La scelta vincente di andare nel Ghetto della capitale è il segno della bravura di Francesco Bruni, il più talentuoso sceneggiatore italiano di commedie, che ha la capacità di contestualizzare i personaggi in certi ambiti precisi, continuando a far correre goffamente (come ne Il 7 e l’8) dei solitari malinconici sulla soglia dell’inettitudine (Scialla!) tra le rovine (i lavori della metro bloccati di Noi 4).

Anche se, laddove innesta il truce solito ignoto Luca Marinelli nell’economia del ménage Servillo-Echegui, non dimentica la tradizione imparata alla scuola di Scarpelli (l’attenzione ai caratteri dialettali), probabilmente non si riesce a trovare un ritmo uniforme e un passo costante.
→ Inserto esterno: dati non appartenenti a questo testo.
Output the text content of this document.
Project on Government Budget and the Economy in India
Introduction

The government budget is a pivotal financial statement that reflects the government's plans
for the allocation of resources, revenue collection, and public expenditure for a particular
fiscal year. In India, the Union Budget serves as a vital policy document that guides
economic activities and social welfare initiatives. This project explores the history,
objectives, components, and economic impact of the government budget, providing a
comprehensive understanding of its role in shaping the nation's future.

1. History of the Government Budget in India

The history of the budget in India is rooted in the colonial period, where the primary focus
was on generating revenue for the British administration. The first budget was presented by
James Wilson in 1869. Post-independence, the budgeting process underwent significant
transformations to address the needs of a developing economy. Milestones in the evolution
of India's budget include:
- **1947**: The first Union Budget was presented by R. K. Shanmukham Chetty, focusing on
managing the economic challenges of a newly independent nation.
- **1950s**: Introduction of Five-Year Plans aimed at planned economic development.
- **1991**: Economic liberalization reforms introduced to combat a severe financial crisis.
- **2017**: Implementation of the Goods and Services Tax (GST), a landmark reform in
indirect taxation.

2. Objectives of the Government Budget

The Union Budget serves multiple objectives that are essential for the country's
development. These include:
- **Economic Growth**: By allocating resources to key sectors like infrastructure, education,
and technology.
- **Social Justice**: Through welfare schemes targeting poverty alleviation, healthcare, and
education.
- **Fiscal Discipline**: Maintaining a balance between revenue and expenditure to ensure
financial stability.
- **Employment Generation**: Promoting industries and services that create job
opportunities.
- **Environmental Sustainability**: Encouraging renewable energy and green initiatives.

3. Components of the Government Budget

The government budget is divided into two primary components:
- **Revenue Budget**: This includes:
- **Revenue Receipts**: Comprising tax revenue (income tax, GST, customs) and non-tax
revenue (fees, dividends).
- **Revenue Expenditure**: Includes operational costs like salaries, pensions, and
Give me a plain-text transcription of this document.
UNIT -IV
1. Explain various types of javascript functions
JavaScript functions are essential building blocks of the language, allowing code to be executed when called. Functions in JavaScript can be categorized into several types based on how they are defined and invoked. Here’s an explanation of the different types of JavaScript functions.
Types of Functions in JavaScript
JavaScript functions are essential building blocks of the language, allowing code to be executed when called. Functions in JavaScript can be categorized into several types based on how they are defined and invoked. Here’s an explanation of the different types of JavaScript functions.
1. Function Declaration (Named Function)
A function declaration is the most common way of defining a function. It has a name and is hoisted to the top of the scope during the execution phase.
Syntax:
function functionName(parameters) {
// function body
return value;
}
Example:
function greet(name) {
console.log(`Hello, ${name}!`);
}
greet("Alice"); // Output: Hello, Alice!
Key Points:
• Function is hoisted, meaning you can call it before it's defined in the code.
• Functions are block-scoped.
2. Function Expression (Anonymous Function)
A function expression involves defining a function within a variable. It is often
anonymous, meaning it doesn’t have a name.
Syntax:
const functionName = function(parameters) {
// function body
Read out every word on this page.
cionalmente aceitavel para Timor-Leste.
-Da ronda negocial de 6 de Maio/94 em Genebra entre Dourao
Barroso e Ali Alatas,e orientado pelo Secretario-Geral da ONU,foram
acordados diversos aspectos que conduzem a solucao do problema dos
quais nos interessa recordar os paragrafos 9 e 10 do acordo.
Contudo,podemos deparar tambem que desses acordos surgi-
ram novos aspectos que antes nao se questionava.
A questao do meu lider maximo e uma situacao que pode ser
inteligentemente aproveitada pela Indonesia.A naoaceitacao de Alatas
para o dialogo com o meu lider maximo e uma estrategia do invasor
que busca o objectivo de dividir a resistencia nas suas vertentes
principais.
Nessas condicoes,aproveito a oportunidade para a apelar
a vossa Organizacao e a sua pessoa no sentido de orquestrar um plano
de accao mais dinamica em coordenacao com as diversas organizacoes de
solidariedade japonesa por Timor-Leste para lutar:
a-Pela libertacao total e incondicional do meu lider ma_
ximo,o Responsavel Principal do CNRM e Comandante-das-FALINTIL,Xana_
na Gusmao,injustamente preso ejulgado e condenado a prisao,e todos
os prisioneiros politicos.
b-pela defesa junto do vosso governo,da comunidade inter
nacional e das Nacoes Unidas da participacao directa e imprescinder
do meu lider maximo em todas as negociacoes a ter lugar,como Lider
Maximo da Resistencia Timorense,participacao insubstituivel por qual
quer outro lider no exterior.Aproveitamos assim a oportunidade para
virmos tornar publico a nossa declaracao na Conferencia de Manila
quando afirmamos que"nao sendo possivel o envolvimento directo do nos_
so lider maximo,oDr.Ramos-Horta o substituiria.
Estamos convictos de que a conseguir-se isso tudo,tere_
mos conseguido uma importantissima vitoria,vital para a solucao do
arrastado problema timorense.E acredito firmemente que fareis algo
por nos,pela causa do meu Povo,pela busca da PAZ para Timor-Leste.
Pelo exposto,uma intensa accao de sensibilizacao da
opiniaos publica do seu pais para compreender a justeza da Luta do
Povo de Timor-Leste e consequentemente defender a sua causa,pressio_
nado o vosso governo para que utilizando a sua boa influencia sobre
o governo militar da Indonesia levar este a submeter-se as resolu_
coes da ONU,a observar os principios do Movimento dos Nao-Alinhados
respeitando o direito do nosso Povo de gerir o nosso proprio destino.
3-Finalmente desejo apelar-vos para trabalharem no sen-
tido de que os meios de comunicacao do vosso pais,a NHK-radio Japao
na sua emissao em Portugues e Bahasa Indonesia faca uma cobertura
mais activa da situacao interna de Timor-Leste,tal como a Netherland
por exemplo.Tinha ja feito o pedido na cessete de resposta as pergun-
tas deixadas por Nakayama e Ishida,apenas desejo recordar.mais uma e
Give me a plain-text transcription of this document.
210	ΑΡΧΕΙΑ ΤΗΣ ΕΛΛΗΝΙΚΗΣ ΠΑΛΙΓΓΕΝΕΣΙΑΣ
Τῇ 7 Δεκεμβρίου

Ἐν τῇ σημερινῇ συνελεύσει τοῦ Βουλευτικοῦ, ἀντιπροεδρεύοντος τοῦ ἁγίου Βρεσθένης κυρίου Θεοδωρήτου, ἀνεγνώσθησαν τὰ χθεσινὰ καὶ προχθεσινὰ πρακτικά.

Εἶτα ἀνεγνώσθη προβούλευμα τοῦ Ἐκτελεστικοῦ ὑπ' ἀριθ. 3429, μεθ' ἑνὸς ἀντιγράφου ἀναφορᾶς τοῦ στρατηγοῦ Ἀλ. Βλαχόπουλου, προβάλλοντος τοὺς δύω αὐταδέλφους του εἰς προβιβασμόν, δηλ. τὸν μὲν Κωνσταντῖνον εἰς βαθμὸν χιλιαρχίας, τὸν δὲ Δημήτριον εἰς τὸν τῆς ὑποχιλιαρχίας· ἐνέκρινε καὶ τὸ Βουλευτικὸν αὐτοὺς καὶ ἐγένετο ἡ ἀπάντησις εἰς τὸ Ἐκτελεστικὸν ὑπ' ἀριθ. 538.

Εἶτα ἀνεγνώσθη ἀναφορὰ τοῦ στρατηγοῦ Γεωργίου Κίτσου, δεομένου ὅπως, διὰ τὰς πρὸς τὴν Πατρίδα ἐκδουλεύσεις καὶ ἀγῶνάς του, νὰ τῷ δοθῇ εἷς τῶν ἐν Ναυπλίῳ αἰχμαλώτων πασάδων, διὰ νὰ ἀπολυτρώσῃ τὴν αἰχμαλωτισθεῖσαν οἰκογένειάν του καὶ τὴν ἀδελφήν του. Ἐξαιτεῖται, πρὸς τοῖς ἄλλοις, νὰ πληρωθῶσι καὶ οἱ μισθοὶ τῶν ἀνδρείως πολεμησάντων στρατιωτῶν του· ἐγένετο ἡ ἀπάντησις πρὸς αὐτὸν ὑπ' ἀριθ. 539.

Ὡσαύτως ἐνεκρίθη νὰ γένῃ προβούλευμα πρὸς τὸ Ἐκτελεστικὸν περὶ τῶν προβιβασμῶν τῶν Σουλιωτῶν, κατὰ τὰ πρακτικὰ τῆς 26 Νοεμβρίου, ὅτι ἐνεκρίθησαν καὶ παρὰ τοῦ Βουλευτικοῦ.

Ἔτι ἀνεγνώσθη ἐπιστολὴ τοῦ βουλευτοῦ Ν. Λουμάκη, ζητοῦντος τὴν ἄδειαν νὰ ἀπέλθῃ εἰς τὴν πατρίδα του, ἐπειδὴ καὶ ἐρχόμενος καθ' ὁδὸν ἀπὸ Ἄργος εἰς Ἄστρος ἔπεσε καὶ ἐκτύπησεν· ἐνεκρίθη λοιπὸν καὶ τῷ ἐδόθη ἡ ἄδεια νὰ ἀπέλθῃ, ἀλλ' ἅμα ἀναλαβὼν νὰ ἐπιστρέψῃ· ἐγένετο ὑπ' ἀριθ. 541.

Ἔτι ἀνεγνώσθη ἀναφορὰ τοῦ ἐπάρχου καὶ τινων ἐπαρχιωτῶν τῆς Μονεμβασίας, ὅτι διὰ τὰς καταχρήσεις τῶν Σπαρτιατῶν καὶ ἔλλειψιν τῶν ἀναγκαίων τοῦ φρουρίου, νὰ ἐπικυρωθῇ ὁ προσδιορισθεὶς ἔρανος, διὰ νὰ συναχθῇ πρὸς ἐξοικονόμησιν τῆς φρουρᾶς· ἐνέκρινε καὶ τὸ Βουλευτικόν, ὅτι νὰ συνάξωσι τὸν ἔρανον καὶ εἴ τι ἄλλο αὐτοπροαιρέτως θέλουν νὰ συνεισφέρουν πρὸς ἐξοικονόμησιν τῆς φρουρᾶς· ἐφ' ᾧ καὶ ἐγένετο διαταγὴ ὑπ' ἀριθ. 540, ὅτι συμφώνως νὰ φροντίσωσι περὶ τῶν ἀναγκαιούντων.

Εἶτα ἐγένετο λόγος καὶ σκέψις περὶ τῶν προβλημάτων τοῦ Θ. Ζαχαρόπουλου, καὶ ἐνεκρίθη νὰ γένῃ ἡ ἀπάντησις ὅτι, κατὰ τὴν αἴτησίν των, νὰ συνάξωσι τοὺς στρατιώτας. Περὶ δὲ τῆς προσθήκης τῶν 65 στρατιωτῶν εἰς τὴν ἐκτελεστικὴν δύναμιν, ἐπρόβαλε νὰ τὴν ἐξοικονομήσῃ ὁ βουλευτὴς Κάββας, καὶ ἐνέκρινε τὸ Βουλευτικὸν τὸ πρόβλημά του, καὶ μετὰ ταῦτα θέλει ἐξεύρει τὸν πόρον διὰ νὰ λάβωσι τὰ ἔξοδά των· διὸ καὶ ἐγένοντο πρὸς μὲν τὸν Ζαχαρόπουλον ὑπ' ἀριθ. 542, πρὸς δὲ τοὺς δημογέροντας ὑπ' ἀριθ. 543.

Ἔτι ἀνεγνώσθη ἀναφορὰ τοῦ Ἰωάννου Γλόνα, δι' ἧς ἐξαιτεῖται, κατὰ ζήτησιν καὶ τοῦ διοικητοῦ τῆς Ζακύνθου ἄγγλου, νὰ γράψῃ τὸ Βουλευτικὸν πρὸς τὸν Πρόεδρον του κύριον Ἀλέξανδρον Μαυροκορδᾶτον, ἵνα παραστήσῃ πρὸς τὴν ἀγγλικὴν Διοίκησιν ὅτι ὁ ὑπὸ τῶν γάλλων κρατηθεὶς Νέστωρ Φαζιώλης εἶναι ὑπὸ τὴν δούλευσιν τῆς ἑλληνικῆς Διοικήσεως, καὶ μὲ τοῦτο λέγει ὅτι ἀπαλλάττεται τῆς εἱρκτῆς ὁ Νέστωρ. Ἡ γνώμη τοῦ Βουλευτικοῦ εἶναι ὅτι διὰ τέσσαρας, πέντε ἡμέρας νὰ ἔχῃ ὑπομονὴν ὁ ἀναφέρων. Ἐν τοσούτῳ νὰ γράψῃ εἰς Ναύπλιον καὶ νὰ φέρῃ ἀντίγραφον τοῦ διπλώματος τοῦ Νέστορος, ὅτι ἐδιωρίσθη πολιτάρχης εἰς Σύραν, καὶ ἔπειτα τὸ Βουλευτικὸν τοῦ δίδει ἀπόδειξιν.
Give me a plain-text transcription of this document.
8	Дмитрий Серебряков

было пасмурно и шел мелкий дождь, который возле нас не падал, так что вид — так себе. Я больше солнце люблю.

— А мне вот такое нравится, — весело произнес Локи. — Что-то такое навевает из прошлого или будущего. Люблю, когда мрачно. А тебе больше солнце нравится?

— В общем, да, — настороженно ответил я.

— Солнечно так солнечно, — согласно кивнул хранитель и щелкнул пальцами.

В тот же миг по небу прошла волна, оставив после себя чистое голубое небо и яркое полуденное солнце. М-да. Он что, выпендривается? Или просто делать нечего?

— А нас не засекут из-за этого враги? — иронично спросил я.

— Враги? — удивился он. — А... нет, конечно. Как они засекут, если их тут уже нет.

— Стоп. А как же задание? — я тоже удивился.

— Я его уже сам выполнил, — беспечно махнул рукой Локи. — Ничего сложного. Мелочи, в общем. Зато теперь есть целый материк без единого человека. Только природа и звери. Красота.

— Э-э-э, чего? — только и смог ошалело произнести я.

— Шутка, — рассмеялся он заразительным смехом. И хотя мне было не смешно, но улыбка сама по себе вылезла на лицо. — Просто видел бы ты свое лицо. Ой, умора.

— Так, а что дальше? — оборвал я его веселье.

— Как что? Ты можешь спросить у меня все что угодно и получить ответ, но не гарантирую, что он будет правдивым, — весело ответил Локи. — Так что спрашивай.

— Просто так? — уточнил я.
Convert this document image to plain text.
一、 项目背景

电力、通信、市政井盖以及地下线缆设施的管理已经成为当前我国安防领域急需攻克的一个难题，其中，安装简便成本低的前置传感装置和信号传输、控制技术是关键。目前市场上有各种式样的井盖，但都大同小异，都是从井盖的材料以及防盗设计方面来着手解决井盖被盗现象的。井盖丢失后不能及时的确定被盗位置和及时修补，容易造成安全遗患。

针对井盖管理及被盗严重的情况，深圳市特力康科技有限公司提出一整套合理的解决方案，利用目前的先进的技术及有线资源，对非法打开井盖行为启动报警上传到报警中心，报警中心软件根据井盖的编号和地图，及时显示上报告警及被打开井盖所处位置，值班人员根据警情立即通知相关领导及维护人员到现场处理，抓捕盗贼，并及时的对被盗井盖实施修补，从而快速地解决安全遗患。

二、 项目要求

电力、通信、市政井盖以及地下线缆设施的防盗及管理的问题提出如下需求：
Il film però funziona, specialmente per lo spazio riservato a caratteristi in gran spolvero (Pietro Sermonti, Vincenzo Nemolato, Valentina Carnelutti, Paolo Graziosi, i pazienti Carlo De Ruggieri, Giulio Beranek e soprattutto Giacomo Poretti in una sorta di anti-In Treatment) e la cura formale che permette a Roma di splendere d’una nostalgica luce autunnale (fotografia del rampantissimo Vladan Radovic). Produce Cattleya, che alza un po’ il livello della sua ultima, avvilente stagione di commedie (Siani, Miniero, Vanzina).